I shrug off her hand and step away as I still resent being called "little brother" by so many of them when I am now twenty-six years old. Laila is only two years my senior and is my "date" for this evening being one of the sisters I can stand to be in the company of for more than an hour. I know that this will cause some gossip among them, talk of preferential treatment, yet I do not care. I am taking a date to the event as an attempt to plug the gap of the person that should be standing beside me, who should be celebrating with me, drinking champagne and discussing memories of the war.

She holds onto my arm gracefully, all my sisters trained in etiquette and decorum – spread across the galaxy by my father to different schools to become credits to the Winner name. I barely know most of my sisters. I am sure there are some that I have never met but some, like Laila, were near enough in age that in my youth they returned from school and played games with me, blissful school vacation periods where I was no longer the sole focus of my father's expectations.

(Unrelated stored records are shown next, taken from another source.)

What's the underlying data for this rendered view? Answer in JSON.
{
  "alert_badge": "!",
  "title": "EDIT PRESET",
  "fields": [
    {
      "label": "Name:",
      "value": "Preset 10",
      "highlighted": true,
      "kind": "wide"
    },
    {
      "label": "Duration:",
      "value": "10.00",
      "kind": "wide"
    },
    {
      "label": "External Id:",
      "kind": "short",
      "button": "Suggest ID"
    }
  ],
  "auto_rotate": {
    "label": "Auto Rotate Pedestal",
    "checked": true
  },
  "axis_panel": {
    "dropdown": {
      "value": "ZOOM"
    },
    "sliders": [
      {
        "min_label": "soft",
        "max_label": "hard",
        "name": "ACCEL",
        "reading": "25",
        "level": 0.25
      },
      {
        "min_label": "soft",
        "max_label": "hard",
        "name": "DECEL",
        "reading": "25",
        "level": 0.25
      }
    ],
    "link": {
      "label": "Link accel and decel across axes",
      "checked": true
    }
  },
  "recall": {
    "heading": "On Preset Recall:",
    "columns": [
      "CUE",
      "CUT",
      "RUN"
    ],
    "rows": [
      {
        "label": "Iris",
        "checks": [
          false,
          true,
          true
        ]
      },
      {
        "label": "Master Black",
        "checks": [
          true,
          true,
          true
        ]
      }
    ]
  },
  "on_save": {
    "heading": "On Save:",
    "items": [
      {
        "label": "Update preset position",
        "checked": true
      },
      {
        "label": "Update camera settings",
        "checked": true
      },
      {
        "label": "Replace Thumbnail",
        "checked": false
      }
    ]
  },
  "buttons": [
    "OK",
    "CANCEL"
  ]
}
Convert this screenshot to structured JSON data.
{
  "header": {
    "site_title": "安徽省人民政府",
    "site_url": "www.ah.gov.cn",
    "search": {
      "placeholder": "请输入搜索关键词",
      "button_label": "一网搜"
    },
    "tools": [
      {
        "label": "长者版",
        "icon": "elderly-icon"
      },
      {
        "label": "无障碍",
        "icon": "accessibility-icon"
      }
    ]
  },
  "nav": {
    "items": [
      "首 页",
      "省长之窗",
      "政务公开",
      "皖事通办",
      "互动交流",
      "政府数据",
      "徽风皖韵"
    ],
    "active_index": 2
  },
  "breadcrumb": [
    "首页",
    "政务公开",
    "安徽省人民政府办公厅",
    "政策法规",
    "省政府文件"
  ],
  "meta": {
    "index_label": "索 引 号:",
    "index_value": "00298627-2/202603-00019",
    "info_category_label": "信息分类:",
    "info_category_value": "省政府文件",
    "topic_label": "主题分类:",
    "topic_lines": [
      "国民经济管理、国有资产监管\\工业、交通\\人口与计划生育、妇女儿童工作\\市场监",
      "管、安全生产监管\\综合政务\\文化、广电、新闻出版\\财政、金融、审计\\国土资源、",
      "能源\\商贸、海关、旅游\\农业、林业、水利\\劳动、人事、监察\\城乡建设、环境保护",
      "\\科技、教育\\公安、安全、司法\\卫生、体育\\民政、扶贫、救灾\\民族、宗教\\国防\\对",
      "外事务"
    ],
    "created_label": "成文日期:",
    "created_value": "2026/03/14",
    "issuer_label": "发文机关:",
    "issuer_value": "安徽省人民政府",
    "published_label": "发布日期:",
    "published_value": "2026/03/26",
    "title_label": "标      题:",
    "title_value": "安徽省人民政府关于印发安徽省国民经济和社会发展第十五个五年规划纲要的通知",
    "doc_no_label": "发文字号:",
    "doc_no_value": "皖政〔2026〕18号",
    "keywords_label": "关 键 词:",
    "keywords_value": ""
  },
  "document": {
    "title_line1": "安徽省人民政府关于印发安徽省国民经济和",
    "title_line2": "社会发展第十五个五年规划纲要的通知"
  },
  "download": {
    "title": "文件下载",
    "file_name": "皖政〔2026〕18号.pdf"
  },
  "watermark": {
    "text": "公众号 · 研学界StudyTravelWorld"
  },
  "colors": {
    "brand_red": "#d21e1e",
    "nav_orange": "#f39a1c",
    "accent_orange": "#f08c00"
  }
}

We enter the party and photographs are taken. It is not so uncouth as to be paparazzi though I have my share of those in my day to day life, yet I smile like I should, forcing myself through this event as I know I have to.

It's Christmas and Christmas only means one thing to me. One thing to the five of us. The anniversary of the end of the wars. Destroying our Gundams. Leaving behind our roles as teenage terrorists and becoming law abiding members of society. I almost want to grimace at that thought – four of us became law abiding citizens. One of us didn't and will not be here.

Laila soon gets tired of my company when she realises she can meet with influential men who may make potential husband material and I don't mind when she leaves my side, asking me whether she can, concerned for her "little brother." All of my sisters do this – all of the ones I speak to anyway – they all look at me so concerned as I work myself the same way our father did – not taking vacations, attending every conference, summit, budget meeting. They want me to marry. They want me to have children in the old-fashioned L4 way out of test-tubes. I ignore them all as they berate me for having my photograph taken with different dates, tell me I need to take time out and none of them know why I work myself so hard, why I forget myself with temporary, brief encounters. None of my sisters know about Trowa.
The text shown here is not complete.